Cristiani perseguitati: la paranoia dittatoriale segna la vita della Corea del Nord

Tutti i cittadini hanno il dovere di partecipare ad almeno un incontro a settimana, nel corso del quale vengono indottrinati e addestrati ideologicamente. A nessuno è permesso sviluppare idee “devianti”, che siano di natura religiosa o meno. Il sistema di rigido controllo sociale ha come conseguenza un alto livello di autocensura e una diffidenza assoluta.

Da 13 anni consecutivi, la Corea del Nord è prima nella lista dei 50 Paesi al mondo dove si perseguitano di più i cristiani. La differenza rispetto agli altri Paesi è data dal fatto che nel Paese asiatico – sostiene “Porte Aperte” – vi è un’unica riconoscibile fonte di persecuzione, totale, che esclude qualsiasi altra: la paranoia dittatoriale, che rende impossibile sottrarsi al pressante controllo che permea l’intero Paese. Tutti hanno il dovere di partecipare ad almeno un incontro a settimana, nel corso del quale i cittadini vengono indottrinati e addestrati ideologicamente. A nessuno è permesso sviluppare idee “devianti”, che siano di natura religiosa o meno. Il sistema di rigido controllo sociale ha come conseguenza un alto livello di autocensura e un’assoluta prudenza nello scegliere cosa dire e di chi fidarsi.

La deificazione del leader. Attorno alla figura del leader Kim Jong-un – proclamato come “Eccelso Successore” e annunciato come “Leader Supremo” e “Comandante Supremo delle Forze Armate”, che detiene una posizione centrale in tutte le organizzazioni del potere (il partito, lo stato e l’esercito), essendo anche Primo Segretario del Partito dei Lavoratori – è stata costruita una sorta di deificazione, che non lascia spazio per alcun tipo di religione e che reputa una minaccia chiunque osi rivolgersi con riverenza a qualcuno che non sia membro della dinastia Kim.

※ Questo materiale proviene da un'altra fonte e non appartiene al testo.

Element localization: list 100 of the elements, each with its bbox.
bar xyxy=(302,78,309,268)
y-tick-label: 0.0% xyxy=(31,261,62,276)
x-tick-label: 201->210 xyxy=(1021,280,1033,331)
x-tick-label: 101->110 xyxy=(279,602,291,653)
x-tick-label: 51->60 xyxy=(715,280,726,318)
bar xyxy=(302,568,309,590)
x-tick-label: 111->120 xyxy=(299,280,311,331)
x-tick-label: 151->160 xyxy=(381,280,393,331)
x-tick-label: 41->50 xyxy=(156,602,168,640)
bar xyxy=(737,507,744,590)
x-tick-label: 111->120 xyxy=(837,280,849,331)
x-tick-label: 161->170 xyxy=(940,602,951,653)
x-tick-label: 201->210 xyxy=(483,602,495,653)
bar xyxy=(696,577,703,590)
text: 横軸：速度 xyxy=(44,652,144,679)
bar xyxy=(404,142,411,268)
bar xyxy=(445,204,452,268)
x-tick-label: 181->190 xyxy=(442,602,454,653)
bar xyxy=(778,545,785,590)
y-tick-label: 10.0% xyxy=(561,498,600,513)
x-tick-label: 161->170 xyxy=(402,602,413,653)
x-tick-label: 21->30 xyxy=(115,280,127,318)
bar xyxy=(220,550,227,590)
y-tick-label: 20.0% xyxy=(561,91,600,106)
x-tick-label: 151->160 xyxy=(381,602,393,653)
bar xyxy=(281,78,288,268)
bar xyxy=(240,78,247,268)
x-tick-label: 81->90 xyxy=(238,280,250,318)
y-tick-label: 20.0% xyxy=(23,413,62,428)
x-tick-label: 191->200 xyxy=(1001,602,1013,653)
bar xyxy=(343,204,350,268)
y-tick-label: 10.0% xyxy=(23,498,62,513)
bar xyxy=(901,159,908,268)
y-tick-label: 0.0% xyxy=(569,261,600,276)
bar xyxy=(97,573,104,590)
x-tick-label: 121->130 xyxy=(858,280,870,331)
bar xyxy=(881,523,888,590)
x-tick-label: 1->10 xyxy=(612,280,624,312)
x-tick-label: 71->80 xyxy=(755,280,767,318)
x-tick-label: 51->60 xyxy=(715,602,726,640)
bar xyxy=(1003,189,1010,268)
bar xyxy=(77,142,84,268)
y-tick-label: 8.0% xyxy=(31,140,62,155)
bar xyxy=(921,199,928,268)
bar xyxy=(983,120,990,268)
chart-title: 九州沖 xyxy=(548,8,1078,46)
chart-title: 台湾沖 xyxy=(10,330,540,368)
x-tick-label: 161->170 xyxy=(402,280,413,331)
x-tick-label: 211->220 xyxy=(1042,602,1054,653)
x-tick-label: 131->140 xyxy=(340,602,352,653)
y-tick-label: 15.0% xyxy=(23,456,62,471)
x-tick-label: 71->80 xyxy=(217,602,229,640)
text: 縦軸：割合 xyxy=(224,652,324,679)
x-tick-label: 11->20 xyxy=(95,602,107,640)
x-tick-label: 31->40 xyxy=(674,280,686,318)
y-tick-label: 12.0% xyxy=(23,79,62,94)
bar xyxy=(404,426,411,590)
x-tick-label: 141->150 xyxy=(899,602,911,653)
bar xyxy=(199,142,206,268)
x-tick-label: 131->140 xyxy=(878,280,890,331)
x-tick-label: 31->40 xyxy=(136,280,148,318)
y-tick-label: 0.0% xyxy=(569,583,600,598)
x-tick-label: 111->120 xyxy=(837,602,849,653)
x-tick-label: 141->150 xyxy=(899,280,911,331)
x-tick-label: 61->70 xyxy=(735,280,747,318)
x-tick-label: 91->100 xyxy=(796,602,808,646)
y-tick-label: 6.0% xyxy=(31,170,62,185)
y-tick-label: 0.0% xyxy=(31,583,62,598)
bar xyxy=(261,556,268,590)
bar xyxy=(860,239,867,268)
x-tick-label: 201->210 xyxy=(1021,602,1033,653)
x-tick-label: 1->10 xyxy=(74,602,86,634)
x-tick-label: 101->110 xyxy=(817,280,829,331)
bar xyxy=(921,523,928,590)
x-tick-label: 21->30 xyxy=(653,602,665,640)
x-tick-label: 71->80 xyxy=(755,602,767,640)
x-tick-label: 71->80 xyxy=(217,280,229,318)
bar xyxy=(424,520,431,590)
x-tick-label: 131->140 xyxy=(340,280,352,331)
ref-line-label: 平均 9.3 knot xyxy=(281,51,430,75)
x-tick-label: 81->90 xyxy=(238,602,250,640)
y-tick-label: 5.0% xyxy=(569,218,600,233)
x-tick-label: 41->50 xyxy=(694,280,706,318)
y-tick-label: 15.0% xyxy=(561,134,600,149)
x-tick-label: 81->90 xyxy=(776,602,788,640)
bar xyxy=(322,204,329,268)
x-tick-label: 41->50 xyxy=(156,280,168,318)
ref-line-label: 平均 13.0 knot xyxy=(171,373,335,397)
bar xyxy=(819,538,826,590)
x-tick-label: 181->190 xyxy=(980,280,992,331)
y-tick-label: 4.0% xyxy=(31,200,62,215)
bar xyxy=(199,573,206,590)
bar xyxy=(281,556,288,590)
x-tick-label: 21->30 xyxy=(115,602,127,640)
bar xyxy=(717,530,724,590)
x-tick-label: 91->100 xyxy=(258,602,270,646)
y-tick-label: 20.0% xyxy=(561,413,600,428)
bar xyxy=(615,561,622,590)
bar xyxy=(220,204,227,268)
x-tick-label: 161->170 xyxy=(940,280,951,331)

Dopo l’esecuzione, avvenuta nel dicembre 2013, dello zio di Kim Jong-un, Jang Song Taek, considerato come il suo primo assistente e la seconda persona più potente nel regime, risulta che nel 2014 siano state giustiziate più di 10mila persone, presumibilmente collegate a Jang o aventi comunque idee diverse rispetto a quelle del regime.

La fede viene nascosta anche nelle famiglie. I cristiani vivono la clandestinità e nella maggior parte dei casi non osano mostrare la propria fede nemmeno all’interno delle famiglie, specialmente ai bambini, per paura che lo possano riferire agli insegnanti o ai vicini e che questi possano denunciarli. È molto pericoloso possedere una Bibbia, leggerla o fare un culto in privato. Nel sistema di stratificazione sociale chiamato “Songbun”, i cristiani sono classificati come “ostili” e ritenuti una sottoclasse. Nel caso vengano scoperti, non sono soltanto i credenti a essere puniti ma anche i loro familiari: nel migliore dei casi, i parenti subiscono un declassamento nel sistema del “Songbun”, mentre i familiari più stretti, che non siano identificati come cristiani, vengono mandati in un campo di rieducazione per scontare la loro pena. I cristiani direttamente coinvolti, invece, sono portati nei campi di lavoro forzato senza possibilità di rilascio: dovranno lavorare lì fino alla propria morte. Un credente di cui si scopra il coinvolgimento in attività religiose clandestine dovrà subire la discriminazione, l’arresto, la detenzione arbitraria fino alla propria scomparsa, la tortura e/o la pubblica esecuzione. Secondo un recente rapporto, la prigione n. 15 (meglio conosciuta come il campo per prigionieri politici Yodok) è stata chiusa nel 2014. Un rapporto precedente sosteneva che solo all’interno di questo campo ci fossero più di 6mila cristiani, secondo le stime dei disertori. I “detenuti” non sono stati rilasciati, ma trasferiti.